Alors que le livre qu’Ezéchiel ingère n’est que complaintes, lamentations et gémissements : Ezéchiel 2,9, son goût lui est doux au palais. Le livre a dans la bouche du prophète la saveur sucrée du miel. L’apôtre Jean témoigne qu’il en fut de même pour lui, même si la suite fut moins agréable : Apocalypse 10,9. Le ressenti qu’a Ezéchiel au sujet du livre qu’il mange est encourageant. Avec Jérémie, Ezéchiel est sans nul doute, parmi les grands prophètes, celui qui aura les choses les plus difficiles à faire entendre. Pour autant, les messages de jugement et d’avertissement dont il sera le porteur ne l’écraseront pas. Douloureuses pour ses auditeurs, ses prédictions garderont un effet savoureux pour lui. Comme Jérémie en témoigne plus haut, la méditation de la Parole de Dieu est toujours source de régal pour l’âme de celui qui en est le héraut.  La fusion totale entre le messager et le message sera prégnante tout au long du parcours d’Ezéchiel. Ezéchiel sera un prédicateur courageux et consacré. Mais, plus que cela, sa vie entière servira de parabole et de support aux messages dont il sera le porteur. A partir du moment où il devient l’envoyé de Dieu, Ezéchiel ne s’appartient plus. Il est mort à lui-même. Il ne vit que pour illustrer et dire ce que Dieu lui ordonne de communiquer.

V 4 à 11 : une communauté de rebelles

Ezéchiel aurait pu penser que la mission que Dieu lui donnait d’aller vers la communauté de son peuple était préférable à celle d’aller vers d’autres peuples qui ne parlent pas le même langage que lui. Il n’en est rien. En l’envoyant vers son peuple, Dieu l’envoie vers le peuple le plus dur, le plus indocile, le plus rebelle qui soit. Ce peuple connait Dieu, sa volonté. Il sait qui il est. Mais il n’en veut pas ! Il n’écoutera pas le prophète qui lui parle en son nom, parce qu’il ne veut pas l’écouter, lui. Jésus, en son temps, a établi la même relation lorsqu’il adressa à Ses disciples son ordre de mission : Luc 10,16.
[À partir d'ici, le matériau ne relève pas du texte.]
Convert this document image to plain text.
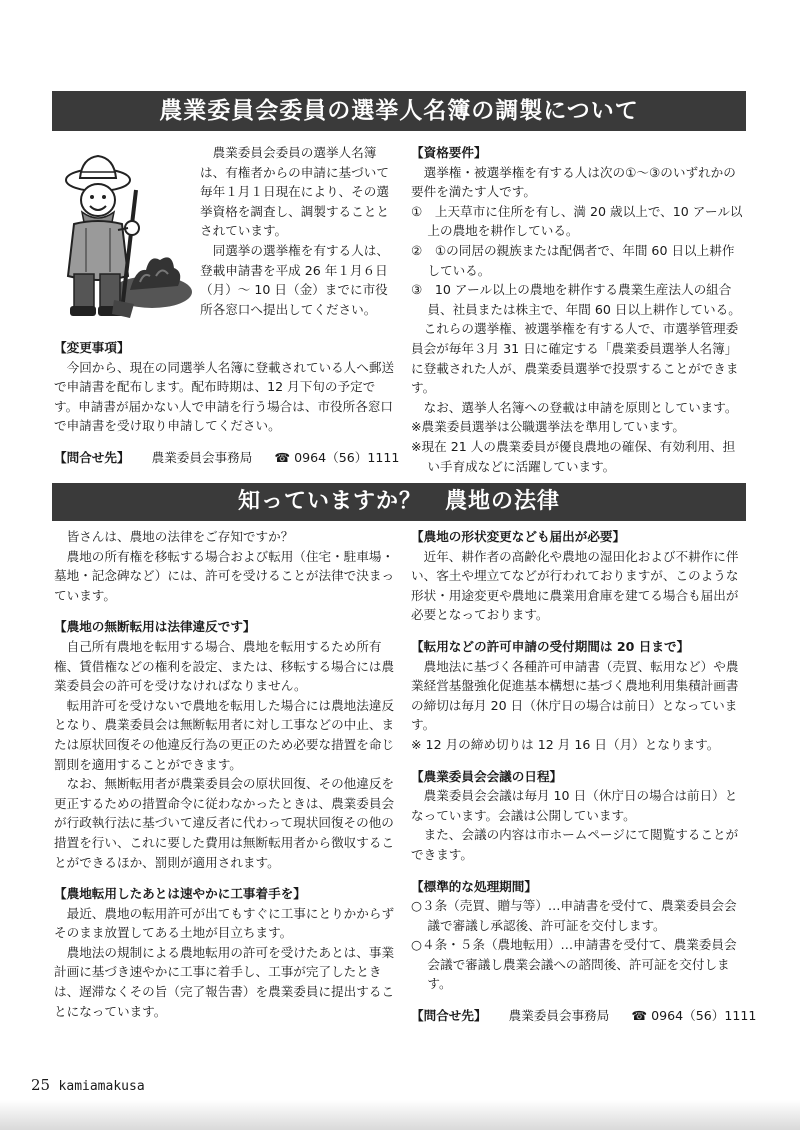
農業委員会委員の選挙人名簿の調製について

農業委員会委員の選挙人名簿は、有権者からの申請に基づいて毎年１月１日現在により、その選挙資格を調査し、調製することとされています。

同選挙の選挙権を有する人は、登載申請書を平成 26 年１月６日（月）～ 10 日（金）までに市役所各窓口へ提出してください。

【変更事項】

今回から、現在の同選挙人名簿に登載されている人へ郵送で申請書を配布します。配布時期は、12 月下旬の予定です。申請書が届かない人で申請を行う場合は、市役所各窓口で申請書を受け取り申請してください。

【問合せ先】 農業委員会事務局 ☎ 0964（56）1111

【資格要件】

選挙権・被選挙権を有する人は次の①～③のいずれかの要件を満たす人です。

①　上天草市に住所を有し、満 20 歳以上で、10 アール以上の農地を耕作している。

②　①の同居の親族または配偶者で、年間 60 日以上耕作している。

③　10 アール以上の農地を耕作する農業生産法人の組合員、社員または株主で、年間 60 日以上耕作している。

これらの選挙権、被選挙権を有する人で、市選挙管理委員会が毎年３月 31 日に確定する「農業委員選挙人名簿」に登載された人が、農業委員選挙で投票することができます。

なお、選挙人名簿への登載は申請を原則としています。

※農業委員選挙は公職選挙法を準用しています。

※現在 21 人の農業委員が優良農地の確保、有効利用、担い手育成などに活躍しています。

知っていますか？　農地の法律

皆さんは、農地の法律をご存知ですか？

農地の所有権を移転する場合および転用（住宅・駐車場・墓地・記念碑など）には、許可を受けることが法律で決まっています。

【農地の無断転用は法律違反です】

自己所有農地を転用する場合、農地を転用するため所有権、賃借権などの権利を設定、または、移転する場合には農業委員会の許可を受けなければなりません。

転用許可を受けないで農地を転用した場合には農地法違反となり、農業委員会は無断転用者に対し工事などの中止、または原状回復その他違反行為の更正のため必要な措置を命じ罰則を適用することができます。

なお、無断転用者が農業委員会の原状回復、その他違反を更正するための措置命令に従わなかったときは、農業委員会が行政執行法に基づいて違反者に代わって現状回復その他の措置を行い、これに要した費用は無断転用者から徴収することができるほか、罰則が適用されます。

【農地転用したあとは速やかに工事着手を】

最近、農地の転用許可が出てもすぐに工事にとりかからずそのまま放置してある土地が目立ちます。

農地法の規制による農地転用の許可を受けたあとは、事業計画に基づき速やかに工事に着手し、工事が完了したときは、遅滞なくその旨（完了報告書）を農業委員に提出することになっています。

【農地の形状変更なども届出が必要】

近年、耕作者の高齢化や農地の湿田化および不耕作に伴い、客土や埋立てなどが行われておりますが、このような形状・用途変更や農地に農業用倉庫を建てる場合も届出が必要となっております。

【転用などの許可申請の受付期間は 20 日まで】

農地法に基づく各種許可申請書（売買、転用など）や農業経営基盤強化促進基本構想に基づく農地利用集積計画書の締切は毎月 20 日（休庁日の場合は前日）となっています。

※ 12 月の締め切りは 12 月 16 日（月）となります。

【農業委員会会議の日程】

農業委員会会議は毎月 10 日（休庁日の場合は前日）となっています。会議は公開しています。

また、会議の内容は市ホームページにて閲覧することができます。

【標準的な処理期間】

○３条（売買、贈与等）…申請書を受付て、農業委員会会議で審議し承認後、許可証を交付します。

○４条・５条（農地転用）…申請書を受付て、農業委員会会議で審議し農業会議への諮問後、許可証を交付します。

【問合せ先】 農業委員会事務局 ☎ 0964（56）1111

25 kamiamakusa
Aussi dur sera le peuple, plus dur sera encore le prophète. Non pas dans les mots, mais dans la capacité de leur faire face, de les confronter à la vérité de ce qu’ils sont. Être prophète de Dieu n’a rien d’une mission sentimentale. Le prophète est une épine dans les pieds du peuple qui marche sur la voie de la rébellion. Il est comme l’âne de Balaam qui se met en travers du chemin de sa folie pour lui barrer la route et l’avertir au nom de son Dieu : Nombres 22,22 à 30. Ezéchiel, dit Dieu, doit refuser de se laisser effrayer par l’opposition à laquelle il devra faire face. Il ne doit en rien céder à sa pression. Au contraire, plus on s’oppose à lui, plus il doit résister, tenir tête, tenir bon dans la mission que Dieu lui a confiée.

Envoyé par Dieu, Ezéchiel part rempli des sentiments que celui-ci éprouve. Une colère, une furie sainte l’anime. Ezéchiel ne porte pas seulement le message de Dieu en lui. Il est habité par lui et tout son être, sa face, ses émotions l’expriment. Sommes-nous habités par la Parole que nous devons transmettre ou la débitons-nous comme le fait un professeur chargé de transmettre un savoir ? Rares sont les professeurs qui, enseignant sur les périodes de guerre traversées par leur pays, ne s’effondrent pendant qu’ils donnent leur cours. On ne demande pas à ceux-ci de vivre la guerre, mais d’en parler comme d’un fait historique. Toute autre est la mission qui est celle du prophète et du prédicateur. Il ne transmet pas seulement un message, mais il est habité par celui-ci. Les meilleurs prédicateurs sont ceux qui vivent le message qu’ils prêchent.

V 16 à 21 : sentinelle

Dieu insiste. Il redéfinit ici la mission principale qui sera celle d’Ezéchiel. Il est chargé d’être une sentinelle pour Israël. Il y reviendra encore une fois dans le livre : Ezéchiel 33. La mission principale de la sentinelle est de veiller, d’être en alerte, de manière à prévenir ceux de qui elle a la responsabilité du danger qui les guette. La sentinelle a la responsabilité des âmes, une responsabilité de vie et de mort. Si la sentinelle fait son travail, ceux qu’elle a alertés sont responsables de ce qui adviendra pour eux. Si elle ne le fait pas, Dieu lui en demandera compte. Elle ne sera pas coupable du péché des autres, mais coupable de ne pas les avoir avertis de manière à ce qu’ils puissent s’en détourner.

V 22 à 26 : parabole vivante

A plusieurs reprises, Paul se définira dans ses lettres comme le prisonnier du Seigneur : Ephésiens 3,1 ; 4,1 ; 2 Timothée 1,8 ; Philémon 1,1.9. L’idée qu’il voulait transmettre à ses lecteurs est qu’il n’était plus libre de ses mouvements. C’est le Seigneur qui supervisait les circonstances de sa vie. Paul était son détenu. Il ne s’appartenait plus, mais était entièrement captif du Christ. Alors qu’il vient de recevoir sa mission, Ezéchiel se trouve dans la même condition que Paul. Non seulement le message dont il est le porteur ne lui appartient pas, mais il n’est pas libre de le délivrer selon son bon plaisir. Les modalités par lesquelles la parole d’Ezéchiel sera audible à ceux à qui elle est destinée sont définies par Dieu.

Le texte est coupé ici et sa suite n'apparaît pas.